Neither component of Melanie’s treatment is widely available in Southern California. According to Dr. Matthews, most doctors rarely see patients with blood clots the size of Melanie’s and so most don’t have the technical expertise to dissolve them.
“Because a situation like this is so unusual, this procedure is not commonly employed outside of major medical centers,” he says.
Likewise, there are few area hospitals that have ECMO machines. Dr. Hackmann adds that Keck Medicine has the largest program in Los Angeles and one of the largest on the West Coast for using ECMO.
Working in Concert
Using ECMO bought Melanie critical time for the medication to rid her lungs of the clots that put her life in peril. While most patients who need help from ECMO are transplant patients, Dr. Hackmann says that she often collaborates with doctors from other departments who need help from this life-saving device.

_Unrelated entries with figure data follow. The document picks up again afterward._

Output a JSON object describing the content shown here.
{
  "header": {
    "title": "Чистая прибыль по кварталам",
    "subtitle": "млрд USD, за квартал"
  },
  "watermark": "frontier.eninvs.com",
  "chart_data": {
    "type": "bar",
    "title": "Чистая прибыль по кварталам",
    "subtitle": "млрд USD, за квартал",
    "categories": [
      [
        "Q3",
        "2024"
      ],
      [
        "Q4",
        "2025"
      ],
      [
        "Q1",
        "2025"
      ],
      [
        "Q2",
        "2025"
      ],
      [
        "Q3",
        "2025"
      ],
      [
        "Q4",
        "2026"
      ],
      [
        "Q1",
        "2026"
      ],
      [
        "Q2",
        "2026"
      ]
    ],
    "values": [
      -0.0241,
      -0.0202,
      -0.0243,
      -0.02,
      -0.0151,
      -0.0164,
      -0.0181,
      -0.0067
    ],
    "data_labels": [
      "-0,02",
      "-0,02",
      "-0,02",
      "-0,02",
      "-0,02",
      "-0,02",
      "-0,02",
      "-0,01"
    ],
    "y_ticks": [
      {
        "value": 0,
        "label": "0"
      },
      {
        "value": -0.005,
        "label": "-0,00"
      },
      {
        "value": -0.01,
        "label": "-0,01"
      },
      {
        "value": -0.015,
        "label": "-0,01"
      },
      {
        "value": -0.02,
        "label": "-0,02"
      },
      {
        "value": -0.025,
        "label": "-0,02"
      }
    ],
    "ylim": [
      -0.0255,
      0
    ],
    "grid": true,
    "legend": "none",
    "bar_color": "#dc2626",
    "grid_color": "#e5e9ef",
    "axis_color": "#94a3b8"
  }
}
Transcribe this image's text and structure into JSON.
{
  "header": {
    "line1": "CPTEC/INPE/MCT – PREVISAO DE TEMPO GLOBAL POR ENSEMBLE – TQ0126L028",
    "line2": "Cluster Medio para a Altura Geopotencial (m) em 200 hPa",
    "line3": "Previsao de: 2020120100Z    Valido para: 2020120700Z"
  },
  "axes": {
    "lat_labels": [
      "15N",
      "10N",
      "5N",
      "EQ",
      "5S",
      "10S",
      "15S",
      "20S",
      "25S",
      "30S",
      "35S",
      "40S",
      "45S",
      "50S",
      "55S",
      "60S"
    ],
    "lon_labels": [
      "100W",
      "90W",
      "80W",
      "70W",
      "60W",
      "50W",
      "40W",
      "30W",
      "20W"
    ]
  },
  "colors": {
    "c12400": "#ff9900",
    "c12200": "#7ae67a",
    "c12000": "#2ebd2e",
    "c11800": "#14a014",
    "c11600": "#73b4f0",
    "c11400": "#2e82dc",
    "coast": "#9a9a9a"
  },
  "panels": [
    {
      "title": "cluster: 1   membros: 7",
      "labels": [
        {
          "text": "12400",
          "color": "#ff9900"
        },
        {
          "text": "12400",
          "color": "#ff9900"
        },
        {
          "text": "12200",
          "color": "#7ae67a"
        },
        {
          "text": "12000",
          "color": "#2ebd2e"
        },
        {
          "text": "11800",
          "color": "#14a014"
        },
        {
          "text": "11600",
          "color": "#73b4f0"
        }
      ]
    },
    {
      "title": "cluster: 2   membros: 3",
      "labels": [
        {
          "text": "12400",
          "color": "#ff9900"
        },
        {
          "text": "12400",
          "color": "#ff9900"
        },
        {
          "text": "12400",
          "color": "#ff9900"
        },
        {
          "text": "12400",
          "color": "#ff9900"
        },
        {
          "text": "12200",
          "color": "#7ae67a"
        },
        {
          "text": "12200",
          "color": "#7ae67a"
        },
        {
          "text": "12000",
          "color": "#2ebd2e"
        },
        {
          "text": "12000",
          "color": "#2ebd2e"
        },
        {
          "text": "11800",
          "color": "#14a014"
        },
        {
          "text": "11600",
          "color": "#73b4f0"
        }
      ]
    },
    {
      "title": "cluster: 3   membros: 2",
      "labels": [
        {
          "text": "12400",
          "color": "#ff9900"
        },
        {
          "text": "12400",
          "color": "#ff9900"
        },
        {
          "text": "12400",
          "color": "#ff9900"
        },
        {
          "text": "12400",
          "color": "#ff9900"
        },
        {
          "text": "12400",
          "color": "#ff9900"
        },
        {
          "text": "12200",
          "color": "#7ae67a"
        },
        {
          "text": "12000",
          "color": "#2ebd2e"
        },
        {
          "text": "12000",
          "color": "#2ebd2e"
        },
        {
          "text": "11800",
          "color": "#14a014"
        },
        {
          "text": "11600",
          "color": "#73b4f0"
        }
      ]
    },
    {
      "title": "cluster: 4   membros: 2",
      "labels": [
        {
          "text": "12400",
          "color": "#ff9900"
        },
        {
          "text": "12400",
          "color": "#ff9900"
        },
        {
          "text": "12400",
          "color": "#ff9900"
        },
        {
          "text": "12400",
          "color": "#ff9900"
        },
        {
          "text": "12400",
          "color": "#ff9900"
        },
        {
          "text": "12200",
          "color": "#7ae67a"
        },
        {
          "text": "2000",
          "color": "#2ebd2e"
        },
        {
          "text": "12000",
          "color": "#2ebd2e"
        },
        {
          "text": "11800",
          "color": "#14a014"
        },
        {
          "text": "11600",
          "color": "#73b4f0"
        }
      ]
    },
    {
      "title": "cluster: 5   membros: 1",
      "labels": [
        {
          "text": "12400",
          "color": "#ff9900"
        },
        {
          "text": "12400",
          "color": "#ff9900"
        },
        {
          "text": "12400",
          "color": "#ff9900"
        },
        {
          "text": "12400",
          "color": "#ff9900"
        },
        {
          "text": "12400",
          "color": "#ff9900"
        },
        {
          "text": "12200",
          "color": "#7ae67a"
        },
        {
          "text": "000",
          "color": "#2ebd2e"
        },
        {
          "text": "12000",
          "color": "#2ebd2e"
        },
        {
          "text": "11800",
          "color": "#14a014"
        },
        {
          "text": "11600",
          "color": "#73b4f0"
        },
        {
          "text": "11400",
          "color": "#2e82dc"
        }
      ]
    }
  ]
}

This type of cross-disciplinary eﬀort is another beneﬁt for patients at Keck Medicine. “There are a lot of opportunities to work in concert,” says Dr. Matthews. “The closeness of these relationships between disciplines, because we are in a collaborative environment, is really beneﬁcial to our patients.”

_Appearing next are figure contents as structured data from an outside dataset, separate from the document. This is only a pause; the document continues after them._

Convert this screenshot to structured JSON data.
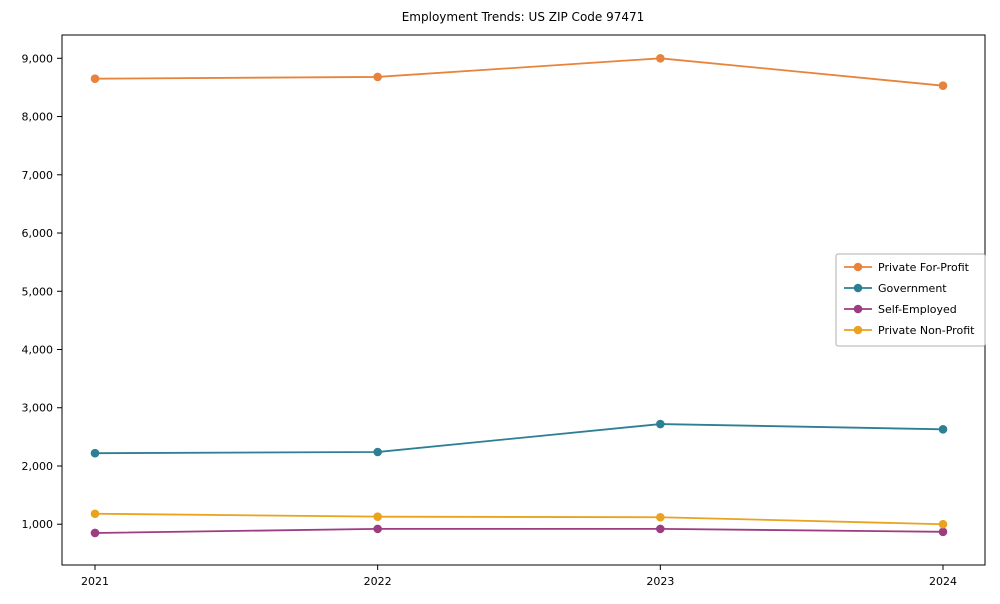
{
  "chart_data": {
    "type": "line",
    "title": "Employment Trends: US ZIP Code 97471",
    "x": [
      "2021",
      "2022",
      "2023",
      "2024"
    ],
    "series": [
      {
        "name": "Private For-Profit",
        "color": "#e8833b",
        "values": [
          8650,
          8680,
          9000,
          8530
        ]
      },
      {
        "name": "Government",
        "color": "#2d7f93",
        "values": [
          2220,
          2240,
          2720,
          2630
        ]
      },
      {
        "name": "Self-Employed",
        "color": "#9c3d82",
        "values": [
          850,
          920,
          920,
          870
        ]
      },
      {
        "name": "Private Non-Profit",
        "color": "#e9a31f",
        "values": [
          1180,
          1130,
          1120,
          1000
        ]
      }
    ],
    "xlabel": "",
    "ylabel": "",
    "ylim": [
      300,
      9400
    ],
    "yticks": [
      1000,
      2000,
      3000,
      4000,
      5000,
      6000,
      7000,
      8000,
      9000
    ],
    "ytick_labels": [
      "1,000",
      "2,000",
      "3,000",
      "4,000",
      "5,000",
      "6,000",
      "7,000",
      "8,000",
      "9,000"
    ],
    "grid": false,
    "legend_position": "center-right",
    "axis_color": "#000000",
    "legend_border_color": "#b0b0b0",
    "background_color": "#ffffff"
  }
}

The teamwork of the physicians from Keck Medicine saved her life, but Melanie had a way to go before she was herself again. After nearly two weeks in the intensive care unit, a team of physical therapists helped her rebuild her strength in her arms and get back on her feet. “I had no strength at all for a while and had to work up to things like brushing my teeth by myself,” she recalls.
Finally, the time came to head home. After leaving Keck Hospital, Melanie remained on blood thinners for about a year, which meant she had to use extra caution not to injure herself in any way. Now, however, Melanie’s health crisis is squarely in the past. She is completely free of blood clots and has been weaned oﬀ the blood thinners. She has seen Dr. Matthews every six months for follow-ups, and he has given her a clean bill of health.
“I am so super blessed and so much more than grateful that I ended up with Dr. Matthews and the whole Keck Medicine team,” she says. “Without them, I wouldn’t be here and I wouldn’t be thinking about my future. They saved my life.”